Reportback from the streets
Alireza had a banana and tear gas for lunch. Then he wrote this (used with his permission).
‘i went with a few friends to the sharif university subway station, because the azadi station was closed (for obvious reasons). there were riot police everywhere, but not a lot of activity when we arrived there. then we walked toward azadi street, and encountered a huge crowd on one of the streets leading to azadi. people were chanting “marg bar diktator” (death to dictator) and other slogans. all of a sudden the crowd was frightened and everyone started running away from azadi and toward us (probably seeing tear gas, though i couldn’t be sure). some people shouted to them to stop running, and not to be frightened. we walked away from that crowd into one of the other side streets. there, a tear gas canister landed near a friend and i, and everyone started running. on another street, people started hurling big stones at the police to retaliate for the tear gas. being the coward that i am, i told myself that there’s no way i’m going to go into a stone-throwing crowd!!! so we backed away. some of the kids out there, including a lot of girls, are pretty gutsy.
‘the general pattern in many places was this: there were bands of people who would march forward and chant, and then escape and scatter when tear gas was fired, then gather together again slowly and march once more. at one point after a number of tear gas canisters were fired, i breathed in a LOT of tear gas and started coughing like hell, with my eyes and throat burning. people lit fires in the street everywhere, big and small ones in trash cans, on small uprooted trees, or using tires. there were also little ones on the sidewalk with newspapers and cardboard for the tear-gas-stricken to breathe in the smoke and be relieved (it works! i can attest). it took me about 20 minutes i think, with plenty of smoke inhalation and careful breathing, to feel better.
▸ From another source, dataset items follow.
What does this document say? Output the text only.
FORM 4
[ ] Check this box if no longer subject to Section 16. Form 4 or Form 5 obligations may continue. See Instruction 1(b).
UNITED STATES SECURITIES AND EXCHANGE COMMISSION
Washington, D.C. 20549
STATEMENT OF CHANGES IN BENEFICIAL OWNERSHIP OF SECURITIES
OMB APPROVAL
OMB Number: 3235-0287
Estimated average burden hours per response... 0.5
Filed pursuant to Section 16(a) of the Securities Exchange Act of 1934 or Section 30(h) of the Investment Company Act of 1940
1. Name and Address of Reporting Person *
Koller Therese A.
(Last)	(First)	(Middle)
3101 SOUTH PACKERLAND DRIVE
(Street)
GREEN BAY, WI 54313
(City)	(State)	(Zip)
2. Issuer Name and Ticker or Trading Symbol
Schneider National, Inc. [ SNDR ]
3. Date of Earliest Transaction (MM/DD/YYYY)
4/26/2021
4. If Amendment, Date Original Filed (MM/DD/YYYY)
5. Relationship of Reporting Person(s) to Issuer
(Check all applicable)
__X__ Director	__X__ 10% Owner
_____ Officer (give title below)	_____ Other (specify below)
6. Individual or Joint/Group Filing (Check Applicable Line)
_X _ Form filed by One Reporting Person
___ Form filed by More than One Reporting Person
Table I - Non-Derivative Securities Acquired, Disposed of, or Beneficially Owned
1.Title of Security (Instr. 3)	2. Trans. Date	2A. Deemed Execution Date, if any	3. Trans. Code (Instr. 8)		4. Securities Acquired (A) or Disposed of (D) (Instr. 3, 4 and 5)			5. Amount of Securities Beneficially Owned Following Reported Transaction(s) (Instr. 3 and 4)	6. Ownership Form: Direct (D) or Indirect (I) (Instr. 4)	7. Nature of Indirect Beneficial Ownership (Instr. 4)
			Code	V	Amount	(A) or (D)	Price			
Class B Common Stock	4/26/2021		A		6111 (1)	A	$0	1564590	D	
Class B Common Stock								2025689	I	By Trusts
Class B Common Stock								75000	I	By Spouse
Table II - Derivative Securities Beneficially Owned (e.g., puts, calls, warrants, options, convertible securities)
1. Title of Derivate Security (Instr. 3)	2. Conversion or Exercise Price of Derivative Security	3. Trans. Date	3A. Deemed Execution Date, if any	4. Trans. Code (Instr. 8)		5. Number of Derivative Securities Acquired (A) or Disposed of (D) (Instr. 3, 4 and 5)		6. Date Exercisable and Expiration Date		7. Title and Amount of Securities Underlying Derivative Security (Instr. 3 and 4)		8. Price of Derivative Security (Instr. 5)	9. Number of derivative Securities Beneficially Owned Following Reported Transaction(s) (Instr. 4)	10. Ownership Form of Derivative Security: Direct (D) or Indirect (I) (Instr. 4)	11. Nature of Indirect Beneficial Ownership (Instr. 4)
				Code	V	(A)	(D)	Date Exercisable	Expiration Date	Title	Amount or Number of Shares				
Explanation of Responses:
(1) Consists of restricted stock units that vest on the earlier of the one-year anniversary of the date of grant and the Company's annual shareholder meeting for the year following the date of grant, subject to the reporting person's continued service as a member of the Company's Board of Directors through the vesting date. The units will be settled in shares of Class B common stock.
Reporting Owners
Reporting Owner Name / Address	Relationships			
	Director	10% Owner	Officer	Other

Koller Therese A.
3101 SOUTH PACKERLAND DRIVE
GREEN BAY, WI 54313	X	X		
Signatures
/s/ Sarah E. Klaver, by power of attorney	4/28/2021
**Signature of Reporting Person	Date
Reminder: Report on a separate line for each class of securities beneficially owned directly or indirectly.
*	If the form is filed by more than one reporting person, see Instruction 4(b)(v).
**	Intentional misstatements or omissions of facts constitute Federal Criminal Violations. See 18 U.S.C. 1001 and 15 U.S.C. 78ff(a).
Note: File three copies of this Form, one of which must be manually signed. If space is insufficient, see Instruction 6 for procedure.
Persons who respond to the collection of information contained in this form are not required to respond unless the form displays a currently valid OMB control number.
‘later i found my friends (i had lost them for about 30 min) and we walked to yadegar-e imam highway. again there were a lot of people there, and the traffic had come to a standstill and people were honking to support the protesters. a few people (including some really feisty girls!!) broke down the fence between the two sides of the highway and threw them onto one side of the highway to prevent cars and motorcycles from going toward the northwest (i believe this was meant as a kind of barricade). then others took stones, bricks, and metal bars from the fence and began to bang them on the guardrails on the side of the highway, rhythmically and in unison. lots of people were just standing by and watching or filming. a tall old man had a brick in one hand, a metal bar in the other, and was dutifully banging on the guardrail. in the distance, there was a dense crowd shouting death to dictator and occasionally running from tear gas. i also heard shots being fired, but i think they were being shot in the air. there might also have been noise bombs, but i can’t be sure. large plumes of black smoke rose from places where fires had been lit.
‘eventually we decided to walk back to our car, but the metro station was packed so we walked all the way back. at some point, on sattar khan st, under a bridge, about 30 kids had lit a fire in the middle of the street and were chanting slogans. one of the slogans i heard near here was “mardom chera neshastin, iran shodeh felestin” (people why are you sitting, iran has become palestine).
‘there were riot police and basijis in many places, but sometimes (as under the bridge on sattar khan) they were not around and protesters took advantage of their absence.
‘i heard from the wife of one of our friends, whom we met later, that she had been prevented from entering azadi when the protest was beginning, but eventually the riot cops had let them in. so a crowd of maybe 600 people had formed in an area encircled by riot police. and then the riot police had begun to beat them with sticks, stones (she said they were throwing them. i am somewhat doubtful of this and wonder if they might have been stones coming from a crowd hurling them at the police. but what do i know), and throwing tear gas at them. they had escaped into nearby shops that had opened their shutters to let them in.
‘basically, the riot police prevented people from forming in a large cohesive group on inqilab-azadi, as far as i know. so the crowds were disparate and focused into the side streets and highways leading into azadi.
‘there were military and police helicopters constantly flying overhead. i think they were scouting the entire area to give directions to the riot police.
‘walking on sattar khan, i noticed that most shops were pulling down their shutters. this was around 7 pm, which is a little early to close. they were probably afraid of rioters. a smallish man, who looked like he was a worker, walked alongside us and told every single shop to close down because the “agents” (police) were (i’m not sure if i heard this right) “closing them” or “attacking them”. he appeared to me to be a freak and just scaring people unnecessarily. some shopkeepers just ignored him. one juice stand guy took out a canister of pepper spray and told my friends and i (who were sipping juice we had bought from him) “who do you think i am? i’m ready for whoever wants to attack me.”
‘in the midst of the chaos, it was very interesting to see normal life continuing for many. i saw a “wedding car” pugeot decorated with flowers, with the bride and groom inside, stuck in traffic near some of the protesters. there were kids playing in the park near some basiji forces. and a barber was giving a man a haircut while all hell went down near his shop. near the highway, an old grey man brought out a hose and turned the tap to give water to the thirsty, along with a jug-full of iced water. tired protesters washed their hands and faces of dirt and tear gas, and drank from the jug. i’m certainly glad he was there.’